Tech-Enabled Firms Have Built Their Own Digital States 

Being a citizen of somewhere doesn't depend on physical location—nation states must respond to the new reality.

In 2022, we will build on the virtual existence many of us have been living during the pandemic and enter a world where digital “countries” exist alongside nation states. We will also need to demolish many of the barriers that still hinder a truly global digital existence.

Digital has reduced the effect of national borders on many aspects of our lives. Transcontinental meetings on Zoom, international e-commerce and the ability to stream media from virtually any jurisdiction show how outdated much physical nation-state bureaucracy is.

States hold the keys to many of the tools that facilitate economic life: governments establish and confirm legal identities, keep records of property ownership, set employment rights, define what constitutes legal tender and approve product standards, for example.

Now that we travel further and faster in the virtual world, the limits of these tools are apparent. In 2022, cracks will appear in the monopoly states have in the business of governance. The pick-and-mix citizenship benefits that are currently enjoyed only by high-net-worth individuals and offshore companies will become available to the mass affluent. A new breed of technology-enabled firms will create a kind of “digital state”, which gives its “citizens” rights, tools and the services needed to work, live and consume more flexibly where they want, in the digital as well as the physical world.

Members of these new virtual states, operated by private companies, will be able to set up legal entities for themselves in one country, reside in another and pay themselves a salary in a third. “Governments” of these states will create digital versions of the credentials people need to prove their identity, property rights, vaccination status or residency in a new online world. In turn, they will create new market spaces that their citizens can “visit” to access digital goods and services that are not licensed or approved in the physical space in which they reside.
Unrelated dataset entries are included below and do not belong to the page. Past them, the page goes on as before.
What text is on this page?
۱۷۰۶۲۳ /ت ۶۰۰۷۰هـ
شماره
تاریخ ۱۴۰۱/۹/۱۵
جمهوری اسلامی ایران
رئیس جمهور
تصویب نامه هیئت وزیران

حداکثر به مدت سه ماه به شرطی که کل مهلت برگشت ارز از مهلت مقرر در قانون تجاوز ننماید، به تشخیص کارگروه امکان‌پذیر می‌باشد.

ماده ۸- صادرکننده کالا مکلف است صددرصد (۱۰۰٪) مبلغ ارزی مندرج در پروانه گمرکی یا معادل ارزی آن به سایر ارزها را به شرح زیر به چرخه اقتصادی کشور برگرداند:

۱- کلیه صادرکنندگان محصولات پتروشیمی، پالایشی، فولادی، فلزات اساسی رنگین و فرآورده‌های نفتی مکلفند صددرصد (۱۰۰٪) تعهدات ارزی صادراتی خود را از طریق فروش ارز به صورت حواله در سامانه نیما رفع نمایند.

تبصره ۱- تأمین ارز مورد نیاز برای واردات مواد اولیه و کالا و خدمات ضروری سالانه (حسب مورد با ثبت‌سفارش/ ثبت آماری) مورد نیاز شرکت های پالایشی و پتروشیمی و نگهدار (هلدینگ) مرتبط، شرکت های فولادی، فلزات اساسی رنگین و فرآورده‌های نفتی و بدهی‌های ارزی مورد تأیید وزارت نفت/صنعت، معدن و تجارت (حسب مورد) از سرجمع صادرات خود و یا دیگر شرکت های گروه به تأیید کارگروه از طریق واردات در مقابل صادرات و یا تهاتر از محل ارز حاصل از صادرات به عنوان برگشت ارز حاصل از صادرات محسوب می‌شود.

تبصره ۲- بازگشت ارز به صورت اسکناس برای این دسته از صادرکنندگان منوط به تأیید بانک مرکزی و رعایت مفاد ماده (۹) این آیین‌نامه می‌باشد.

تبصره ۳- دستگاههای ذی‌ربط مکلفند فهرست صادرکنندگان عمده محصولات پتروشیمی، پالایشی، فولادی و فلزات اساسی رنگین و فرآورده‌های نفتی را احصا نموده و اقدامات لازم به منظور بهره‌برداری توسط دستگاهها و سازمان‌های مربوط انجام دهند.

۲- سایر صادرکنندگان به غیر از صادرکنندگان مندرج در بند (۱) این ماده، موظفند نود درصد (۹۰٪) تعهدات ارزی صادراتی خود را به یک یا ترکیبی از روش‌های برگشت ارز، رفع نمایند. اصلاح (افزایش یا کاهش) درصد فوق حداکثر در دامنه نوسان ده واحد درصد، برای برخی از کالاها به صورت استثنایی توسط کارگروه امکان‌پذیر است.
These will be the new offshore, virtual free ports of the digital age.

Drawing lessons from semi-corporate states, such as the UK territories, these digital states will be set up not by existing tech companies, but by new entities backed by private equity and sovereign investors with the power to negotiate contracts with corporates and countries, secure work and residency benefits for “citizens”, and set terms of trade.

Traditional states will have to grapple with increased tensions between those who are able to take advantage of digital citizenships and those who cannot, even as an eroding tax base gives them fewer tools to do so. Tackling the disparity between a physically entrenched nation state and the reality of the digitally integrated world will become a priority for governments and they will have little choice but to grasp the nettle. Next year we will enter a world in which global citizens will be able to make their own choices rather than depend on a local set of rules governed by where they physically live.